Pour contrer l'homophobie, certains suggèrent que les homosexuels aient une sorte de devoir de s'afficher publiquement.

Comme si la solution reposait essentiellement sur eux.

Depuis que Jamie Hubley, 15 ans, d'Ottawa, s'est suicidé la semaine dernière, plusieurs ont émis à peu près cette idée. Le jeune homme avait déclaré son homosexualité et a déclenché la haine à un degré insupportable.

Il n'y a pas assez de modèles, disent les partisans d'une sortie de placard massive. Tant que les homosexuels craindront de s'afficher publiquement, on restera dans une logique de honte/culpabilité.

Les gais et lesbiennes auraient donc une responsabilité envers les adolescents en particulier.

Faire connaître son homosexualité, c'est contribuer à la normalisation et c'est un antidote à l'homophobie.

On entend Dany Turcotte, qui s'est affiché à Tout le monde en parle en 2005, et Rick Mercer, hyperpopulaire humoriste canadien, tenir ce discours.
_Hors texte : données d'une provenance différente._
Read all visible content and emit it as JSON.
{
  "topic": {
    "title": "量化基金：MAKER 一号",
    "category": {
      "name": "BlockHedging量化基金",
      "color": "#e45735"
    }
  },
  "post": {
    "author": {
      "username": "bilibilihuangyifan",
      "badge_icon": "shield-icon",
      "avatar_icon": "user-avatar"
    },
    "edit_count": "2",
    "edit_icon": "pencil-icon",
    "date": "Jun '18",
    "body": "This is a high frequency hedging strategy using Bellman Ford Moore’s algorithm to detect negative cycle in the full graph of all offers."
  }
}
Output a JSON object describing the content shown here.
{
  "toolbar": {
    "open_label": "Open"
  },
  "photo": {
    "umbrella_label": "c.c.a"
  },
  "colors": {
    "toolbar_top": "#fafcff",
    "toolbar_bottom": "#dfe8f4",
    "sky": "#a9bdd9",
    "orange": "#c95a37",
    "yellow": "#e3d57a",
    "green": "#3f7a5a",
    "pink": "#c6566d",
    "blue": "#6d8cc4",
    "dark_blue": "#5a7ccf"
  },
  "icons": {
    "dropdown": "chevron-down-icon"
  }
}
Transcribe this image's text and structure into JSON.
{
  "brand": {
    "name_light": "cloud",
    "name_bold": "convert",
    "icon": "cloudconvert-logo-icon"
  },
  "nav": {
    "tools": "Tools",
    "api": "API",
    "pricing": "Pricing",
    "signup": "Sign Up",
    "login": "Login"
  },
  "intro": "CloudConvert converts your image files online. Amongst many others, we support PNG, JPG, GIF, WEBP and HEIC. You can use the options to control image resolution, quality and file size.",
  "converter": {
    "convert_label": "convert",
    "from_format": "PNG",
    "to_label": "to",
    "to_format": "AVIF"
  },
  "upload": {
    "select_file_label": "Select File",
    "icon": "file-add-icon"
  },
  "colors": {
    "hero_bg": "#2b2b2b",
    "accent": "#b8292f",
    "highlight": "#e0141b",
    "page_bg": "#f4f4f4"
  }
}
Le collègue Lagacé disait samedi que ceux qui ne dévoilent pas leur homosexualité sont des «alliés involontaires» des homophobes.

Je ne suis pas d'accord.

Ça me semble un peu paradoxal de faire peser sur les homosexuels le poids de guérir les arriérés de leur homophobie.

J'admire le courage des artistes qui l'ont fait. Plus encore celui d'André Boisclair, car en politique, cela porte beaucoup plus à conséquence que dans l'Union des artistes.

Mais si je me souviens bien, Dany Turcotte s'est senti ni plus ni moins forcé de le faire après des clins d'oeil de Boisclair à Tout le monde en parle, et des appels pressants de journalistes.

Et quand il l'a fait, il était déjà un des chouchous du public québécois.

Tout comme Rick Mercer n'a pas commencé sa carrière avec un macaron de la fierté gaie. C'est le Globe and Mail qui l'a révélé en 2004. Ce n'était pas un secret chez les journalistes, sans pour autant être de notoriété publique.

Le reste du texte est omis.